Y veinte años más tarde estaba hacía tiempo, sola en la
ciudad, como traductora en una fábrica de maquinarias. A las cinco de la mañana
me levantaba, y a las seis y media empezaba el trabajo. Por la mañana resonaba
el himno sobre el patio de la fábrica a través del altavoz, durante la pausa
del mediodía se escuchaban los coros de los obreros. Pero los obreros, que
estaban comiendo, tenían ojos vacíos como hojalata, manos embadurnadas de
aceite, y su comida estaba envuelta en papel de periódico. Antes de comerse un
trocito de tocino, le quitaban la tinta del periódico rascándola con el
cuchillo. Dos años transcurrieron al trote de la cotidianidad, cada día igual
al otro.
Al tercer año se acabó la igualdad de los días. En el
transcurso de una semana entró tres veces en mi oficina, a primera hora de la
mañana, un hombre gigantesco, de huesos sólidos, con ojos azules centelleantes,
un coloso del Servicio Secreto.
La primera vez me insultó de pie y se marchó.
La segunda vez se quitó el impermeable, lo colgó en una
percha del armario y se sentó. Aquella mañana yo había traído de casa unos
tulipanes y los estaba acomodando en el florero. El tipo me observaba y alabó
mi inusual conocimiento del ser humano. Su voz era resbaladiza. Sentí un gran
desasosiego. Impugné su elogio y le aseguré que sabía algo de tulipanes, pero
nada del ser humano. Entonces me dijo en tono malicioso que él me conocía mejor
que yo a los tulipanes. Luego se colgó del brazo el impermeable y se marchó.

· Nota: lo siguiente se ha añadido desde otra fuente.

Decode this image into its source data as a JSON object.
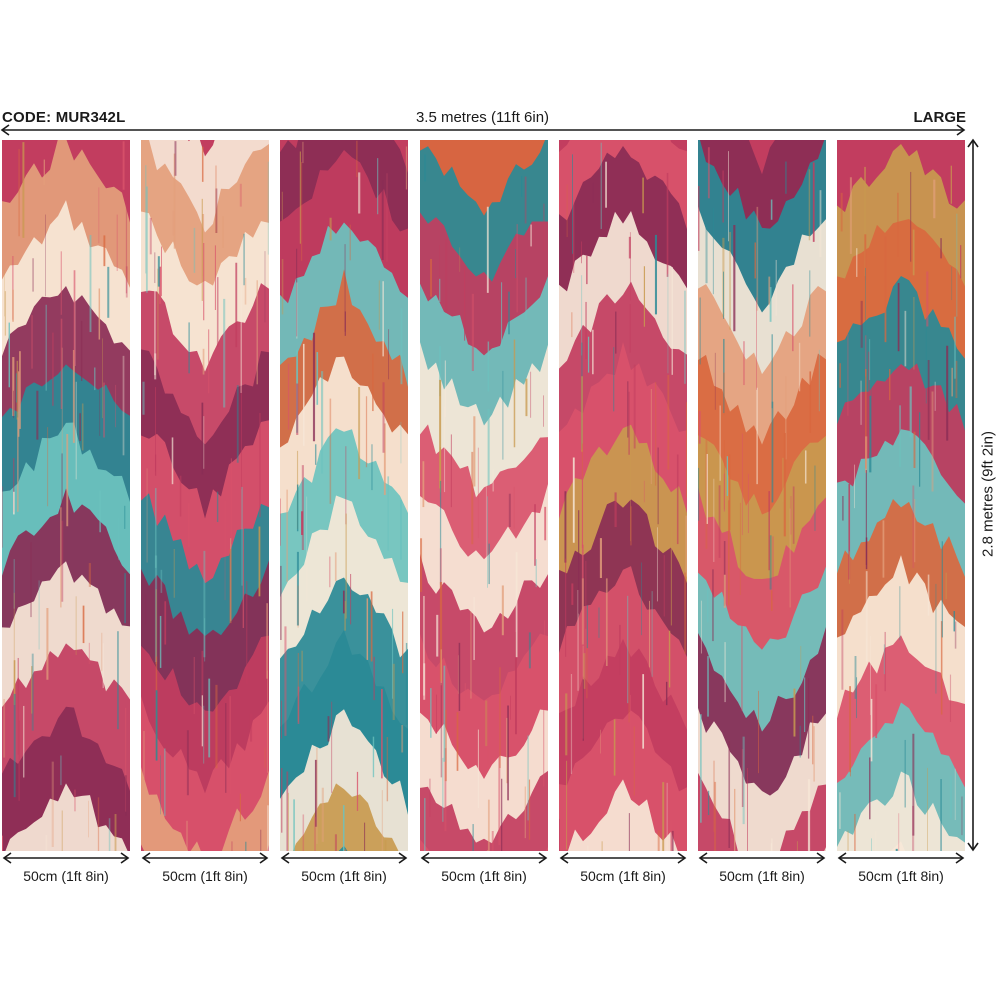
{
  "header": {
    "code": "CODE: MUR342L",
    "width_dimension": "3.5 metres (11ft 6in)",
    "size": "LARGE"
  },
  "side": {
    "height_dimension": "2.8 metres (9ft 2in)"
  },
  "panels": [
    {
      "width_label": "50cm (1ft 8in)"
    },
    {
      "width_label": "50cm (1ft 8in)"
    },
    {
      "width_label": "50cm (1ft 8in)"
    },
    {
      "width_label": "50cm (1ft 8in)"
    },
    {
      "width_label": "50cm (1ft 8in)"
    },
    {
      "width_label": "50cm (1ft 8in)"
    },
    {
      "width_label": "50cm (1ft 8in)"
    }
  ],
  "palette": {
    "magenta": "#c23d5f",
    "plum": "#8a2d55",
    "rose": "#d9536b",
    "teal": "#2a8a96",
    "aqua": "#6cc3bf",
    "cream": "#f7e8d8",
    "peach": "#e4a07c",
    "orange": "#d9683f",
    "mustard": "#c99a4f",
    "line": "#1a1a1a"
  }
}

La tercera vez se sentó y yo permanecí de pie, porque había
dejado su cartera sobre mi silla. No me atreví a ponerla en el suelo. Me
insultó tratándome de necia redomada, holgazana, putilla, tan corrompida como
una perra vagabunda. Empujó los tulipanes hasta casi el borde de la mesa, en cuyo
centro puso una hoja de papel vacía y un lápiz. Rugió: escribe. De pie, empecé
a escribir lo que me iba dictando. Mi nombre con fecha de nacimiento y
dirección. Y después que yo, independientemente de la proximidad o del
parentesco, no le diría a nadie que..., y entonces llegó la horrible palabra:
colaborez, iba a colaborar. Esta palabra ya no la escribí. Puse el lápiz a un
lado y me dirigí a la ventana, por la que miré hacia la polvorienta calle. No
estaba asfaltada, baches y casas gibosas. Y esa calleja ruinosa se llamaba,
encima, Strada Gloriei: calle de la gloria. En la calle de la gloria había un
gato trepado en la morera desnuda. Era el gato de la fábrica y tenía una oreja
desgarrada. Encima de él brillaba el sol matinal como un tambor amarillo. Dije:
N-am caracterul. No tengo este carácter. Se lo dije a la calle, fuera. La
palabra CARÁCTER puso histérico al hombre del Servicio Secreto. Rompió la hoja
y tiró los trozos al suelo. Pero probablemente se le ocurrió que tendría que
presentarle a su jefe la prueba de que había intentado incorporarme a su red de
espionaje, porque se agachó, recogió todos los trozos en una mano y los metió
en su cartera. Luego lanzó un profundo suspiro y, en medio de su derrota,
arrojó hacia la pared el florero con los tulipanes, que se estrelló y crujió
como si hubiera dientes en el aire. Con la cartera bajo el brazo dijo en voz
queda: esto lo pagarás muy caro. Te ahogaremos en el río. Como hablando conmigo
misma dije: Si firmo eso ya no podré vivir conmigo y tendría que hacerlo yo.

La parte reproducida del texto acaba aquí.